Richards frequently changes sales tactics in response to pricing information. “I look at pricing, but I’m not often surprised by what I learn, because there are not that many levers you can pull. A small company will often give product away to get in the door; the pricing will be really aggressive. Bigger companies will [price] significantly higher than the small guy. We know we won’t be undercut by the big guy.”
“I look for a successful competitor that has a price model that works—ideally, someone bigger than us who is in our space," Richards says. "Then we can drop our price by comparison.”
Chat Up Suppliers
At a fashion industry trade show, Sarah Carson spotted one of her company’s fabrics in a competitor’s booth. “That was a wakeup call to me about how I needed to handle my intellectual property moving forward,” says the founder of Leota, a New York-based dressmaker. “I realized I needed to change direction with who was manufacturing our products.” Carson maintains a close relationship with her vendors, and that helps her gather ongoing competitive intelligence.

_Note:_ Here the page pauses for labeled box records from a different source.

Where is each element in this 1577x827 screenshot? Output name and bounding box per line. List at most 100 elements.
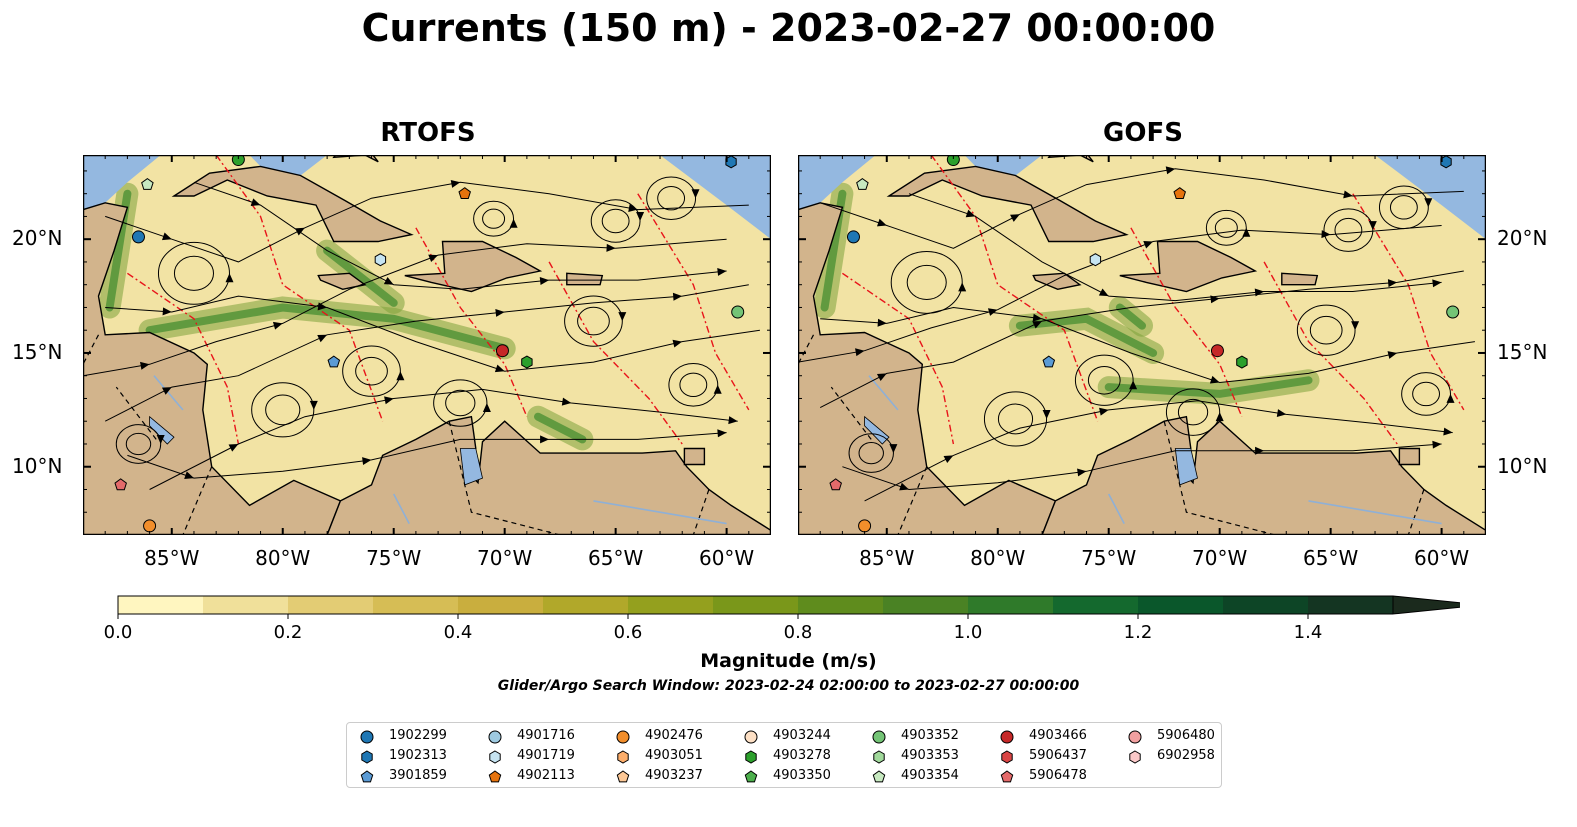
colorbar — [117, 595, 1460, 619]
legend-label: 5906437 — [1029, 748, 1087, 763]
eez-boundary — [1352, 193, 1465, 411]
current-eddy — [1205, 209, 1247, 246]
legend-marker — [488, 730, 502, 744]
streamline-arrow — [1432, 440, 1442, 449]
streamline-arrow — [606, 243, 616, 252]
eddy-arrow — [1042, 410, 1051, 419]
streamline-arrow — [1098, 288, 1109, 297]
current-eddy — [342, 345, 401, 397]
current-eddy — [1296, 304, 1356, 356]
eddy-arrow — [509, 218, 518, 228]
legend-label: 4903350 — [773, 768, 831, 783]
streamline-arrow — [494, 364, 505, 373]
y-tick-label-right: 10°N — [1497, 453, 1548, 478]
x-tick-label: 60°W — [1413, 546, 1470, 570]
float-marker — [141, 177, 154, 190]
eddy-arrow — [309, 400, 318, 410]
legend-item: 4903051 — [615, 746, 735, 766]
eddy-arrow — [1129, 380, 1138, 390]
colorbar-segment — [1223, 596, 1309, 614]
colorbar-segment — [1053, 596, 1139, 614]
legend-marker-icon — [361, 750, 373, 764]
float-marker — [521, 355, 533, 369]
float-marker — [731, 305, 745, 319]
current-eddy — [890, 250, 963, 314]
legend-label: 4903466 — [1029, 728, 1087, 743]
river-line — [593, 500, 727, 525]
eddy-arrow — [618, 312, 627, 322]
y-tick-label-right: 20°N — [1497, 226, 1548, 251]
colorbar-segment — [713, 596, 799, 614]
legend-label: 5906478 — [1029, 768, 1087, 783]
river-line — [1308, 500, 1442, 525]
current-streamline — [908, 193, 1442, 302]
legend-marker-icon — [1129, 750, 1141, 764]
streamline-arrow — [495, 308, 505, 317]
colorbar-tick-label: 1.0 — [953, 622, 983, 643]
water-lake-maracaibo-inland — [459, 448, 483, 486]
colorbar-segment — [968, 596, 1054, 614]
streamline-arrow — [1276, 409, 1287, 417]
x-tick-label: 65°W — [1303, 546, 1359, 570]
legend-marker-icon — [1000, 770, 1014, 783]
current-eddy — [983, 391, 1048, 447]
colorbar-segment — [203, 596, 289, 614]
current-eddy — [473, 200, 515, 237]
legend-marker-icon — [872, 770, 886, 783]
land-puerto-rico — [566, 272, 604, 286]
y-tick-label-left: 10°N — [12, 453, 63, 478]
streamline-arrow — [383, 277, 394, 285]
legend-item: 5906478 — [999, 766, 1119, 786]
float-marker — [829, 478, 842, 491]
eddy-arrow — [691, 189, 700, 199]
float-marker — [131, 230, 145, 244]
current-eddy — [482, 208, 506, 229]
streamline-arrow — [1387, 279, 1398, 288]
streamline-arrow — [987, 308, 998, 316]
float-marker — [946, 155, 960, 167]
legend-item: 5906437 — [999, 746, 1119, 766]
colorbar-tick-label: 0.8 — [783, 622, 813, 643]
legend-label: 4903354 — [901, 768, 959, 783]
water-yucatan-shelf — [798, 155, 876, 210]
map-panel-gofs[interactable] — [798, 155, 1486, 535]
map-panel-rtofs[interactable] — [83, 155, 771, 535]
legend-label: 5906480 — [1157, 728, 1215, 743]
colorbar-tick-label: 1.4 — [1293, 622, 1323, 643]
legend-marker — [745, 750, 757, 764]
figure-title: Currents (150 m) - 2023-02-27 00:00:00 — [361, 6, 1216, 50]
legend-marker-icon — [744, 730, 758, 744]
legend-marker-icon — [1001, 750, 1013, 764]
float-marker — [495, 344, 509, 358]
eez-boundary — [637, 193, 750, 411]
eez-boundary — [930, 155, 1099, 422]
float-marker — [143, 519, 157, 533]
legend-marker — [616, 730, 630, 744]
float-marker — [374, 253, 387, 267]
eez-boundary — [215, 155, 384, 422]
land-border-line — [83, 334, 100, 365]
current-streamline — [104, 284, 749, 422]
legend-marker — [873, 750, 885, 764]
current-eddy — [601, 208, 630, 234]
current-eddy — [577, 306, 610, 336]
x-tick-label: 75°W — [1081, 546, 1137, 570]
float-marker — [458, 187, 471, 199]
water-lake-nicaragua-inland — [864, 415, 890, 445]
colorbar-tick-label: 0.0 — [103, 622, 133, 643]
eez-boundary — [1263, 261, 1398, 445]
streamline-arrow — [540, 435, 550, 444]
streamline-arrow — [1443, 427, 1453, 436]
legend-marker — [360, 730, 374, 744]
x-tick-label: 85°W — [144, 546, 200, 570]
panel-title-rtofs: RTOFS — [380, 118, 476, 148]
streamline-arrow — [965, 209, 976, 218]
streamline-arrow — [450, 179, 461, 188]
legend-label: 4902476 — [645, 728, 703, 743]
legend-marker-icon — [1000, 730, 1014, 744]
legend-marker — [1001, 750, 1013, 764]
water-lake-maracaibo-inland — [1174, 448, 1198, 486]
land-border-line — [798, 334, 815, 365]
legend-item: 4903466 — [999, 726, 1119, 746]
eez-boundary — [548, 261, 683, 445]
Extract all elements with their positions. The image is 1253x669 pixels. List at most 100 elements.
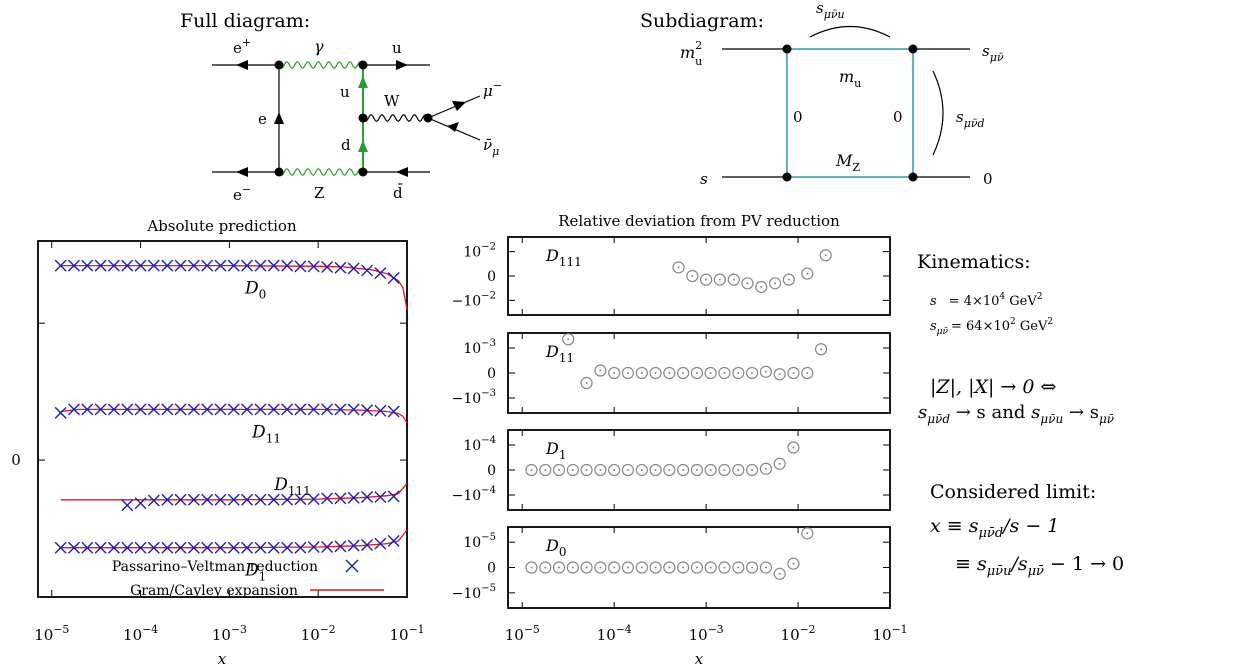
curve-label: D11 <box>251 422 281 445</box>
deviation-marker-dot <box>764 566 767 569</box>
deviation-marker-dot <box>585 469 588 471</box>
curve-label-sub: 11 <box>266 431 281 445</box>
pv-marker <box>241 259 254 272</box>
vertex <box>908 172 918 182</box>
pv-marker <box>54 406 67 419</box>
pv-marker-stroke <box>54 259 67 272</box>
pv-marker <box>267 541 280 554</box>
pv-marker <box>347 262 360 275</box>
deviation-marker-ring <box>782 273 795 286</box>
pv-marker-stroke <box>307 493 320 506</box>
pv-marker-stroke <box>294 541 307 554</box>
gram-cayley-curve <box>60 529 408 549</box>
pv-marker-stroke <box>267 493 280 506</box>
deviation-marker-ring <box>690 561 704 574</box>
y-tick-label-base: −10 <box>452 586 482 602</box>
y-tick-label: −10−3 <box>452 388 496 407</box>
pv-marker-stroke <box>387 490 400 503</box>
y-tick-label-base: 0 <box>487 561 496 577</box>
pv-marker-stroke <box>241 493 254 506</box>
pv-marker-stroke <box>134 403 147 416</box>
deviation-marker-ring <box>732 561 745 574</box>
sub-diagram: Subdiagram: sμν̄u mu2 sμν̄ mu 0 0 sμν̄d … <box>640 0 1004 188</box>
deviation-marker-dot <box>599 469 602 471</box>
y-tick-label: 0 <box>487 561 496 577</box>
label-zero-right: 0 <box>893 108 903 126</box>
y-tick-label-base: 10 <box>463 245 481 261</box>
deviation-marker-ring <box>727 273 740 286</box>
deviation-marker-dot <box>737 566 740 569</box>
pv-marker-stroke <box>374 404 387 417</box>
pv-marker-stroke <box>334 403 347 416</box>
mu-line <box>427 95 481 119</box>
label-u-inner: u <box>340 83 350 101</box>
deviation-marker <box>718 561 731 574</box>
deviation-marker-dot <box>751 372 754 374</box>
pv-marker-stroke <box>254 541 267 554</box>
x-tick-label-exp: −3 <box>231 623 247 636</box>
pv-marker-stroke <box>161 541 174 554</box>
deviation-marker-dot <box>599 566 602 569</box>
pv-marker <box>227 541 240 554</box>
deviation-marker <box>773 368 786 381</box>
pv-marker-stroke <box>187 259 200 272</box>
pv-marker-stroke <box>174 259 187 272</box>
deviation-marker-ring <box>562 333 575 346</box>
deviation-marker-ring <box>594 364 607 377</box>
pv-marker <box>387 534 400 547</box>
deviation-marker-dot <box>613 469 616 471</box>
pv-marker-stroke <box>161 259 174 272</box>
deviation-marker <box>690 561 704 574</box>
deviation-marker-dot <box>682 372 685 374</box>
y-tick-label-exp: −5 <box>481 532 496 543</box>
y-tick-label-exp: −4 <box>481 485 496 496</box>
pv-marker-stroke <box>347 262 360 275</box>
pv-marker <box>81 541 94 554</box>
pv-marker <box>334 403 347 416</box>
pv-marker <box>214 541 227 554</box>
pv-marker <box>147 494 160 507</box>
pv-marker-stroke <box>254 403 267 416</box>
pv-marker <box>347 491 360 504</box>
label-e-prop: e <box>258 110 267 128</box>
arc-right <box>932 70 944 156</box>
deviation-marker-ring <box>608 463 621 477</box>
deviation-marker-dot <box>723 372 726 374</box>
pv-marker <box>68 259 80 272</box>
pv-marker <box>267 259 280 272</box>
deviation-marker-dot <box>792 446 795 449</box>
pv-marker <box>321 403 334 416</box>
pv-marker <box>201 259 214 272</box>
side-text: Kinematics: s = 4×104 GeV2 sμν̄ = 64×102 G… <box>917 251 1124 579</box>
pv-marker <box>281 493 294 506</box>
pv-marker <box>307 493 320 506</box>
pv-marker-stroke <box>134 541 147 554</box>
pv-marker <box>227 259 240 272</box>
vertex <box>274 60 284 70</box>
u-quark-arrow <box>396 60 408 70</box>
pv-marker <box>321 541 334 554</box>
deviation-marker <box>635 561 648 574</box>
deviation-marker <box>801 527 814 540</box>
deviation-marker-ring <box>759 365 773 378</box>
x-tick-label: 10−4 <box>123 623 158 644</box>
deviation-marker-dot <box>626 566 629 569</box>
deviation-marker-dot <box>613 372 616 374</box>
deviation-marker-dot <box>824 254 827 257</box>
deviation-marker-ring <box>787 366 800 380</box>
x-axis-label: x <box>695 650 704 668</box>
pv-marker-stroke <box>227 259 240 272</box>
considered-title: Considered limit: <box>930 481 1096 503</box>
deviation-marker-dot <box>571 469 574 471</box>
deviation-marker <box>677 463 690 477</box>
pv-marker-stroke <box>334 261 347 274</box>
kinematics-title: Kinematics: <box>917 251 1031 273</box>
deviation-marker-ring <box>677 463 690 477</box>
y-tick-label: 10−2 <box>463 242 496 261</box>
gram-cayley-curve <box>60 264 408 310</box>
pv-marker-stroke <box>134 259 147 272</box>
deviation-marker-ring <box>672 261 685 274</box>
deviation-marker <box>732 366 745 380</box>
pv-marker <box>174 541 187 554</box>
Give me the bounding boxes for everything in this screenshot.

Carson shops her competitors regularly, but also chats up her manufacturers and suppliers. “I talk to my fabric mills about trending fabrications and price points they are seeing for a particular fabric item,” Carson says.
She is careful to position her questions to ask about the general industry and not specific competitors (who may have required suppliers to sign a nondisclosure agreement). “There is a lot of helpful information that can be shared without violating the trust of vendors,” she says.
Cast a Wide Net
Kara Goldin, founder of San Francisco-based Hint Water, follows general food trends and new products being introduced—and not just in beverages.
“My customer is really moving away from sweeteners and wanting cleaner ingredients,” she says. Goldin can see that trend in energy bars and other foods at trade shows and in groceries. “I try to look for products that might be something outside beverage that would fit that description,” she says. “I start to see more holistically who is my customer, how she is thinking about things and how can I stay close to her.”
Another source for industry trends is following market investments, according to Carson, who has a background in investment banking. “If you look at what the private equity firms are investing in, who is going public, that will tell you where the market is,” she says. “That means some of the smartest people in the industry see growth in that area.”
Listen to Customers
Ultimately, no competitive intelligence practice may be as effective as simply listening to customers. Small-business owners suggest leading with this tactic, staying aligned with your customers’ needs, and your competitive strategy will naturally balance.
“I think the most successful business owners focus on themselves and how to be the best rather than looking over their shoulder,” Carson says. “I don’t spend too much time [on competitive intelligence]. It can be a waste of energy. Of course we want to be industry savvy, and we need to know what’s going on in the market. But the true way to differentiate is by doing your own thing.”
If your industry feels too cutthroat, then it may be up to you to back away. For example, you may choose only a few key competitive elements to monitor for your particular business, like pricing, product materials or market positioning. If you limit the time you spend analyzing your competitors, you can free up more time to focus on building your own brand.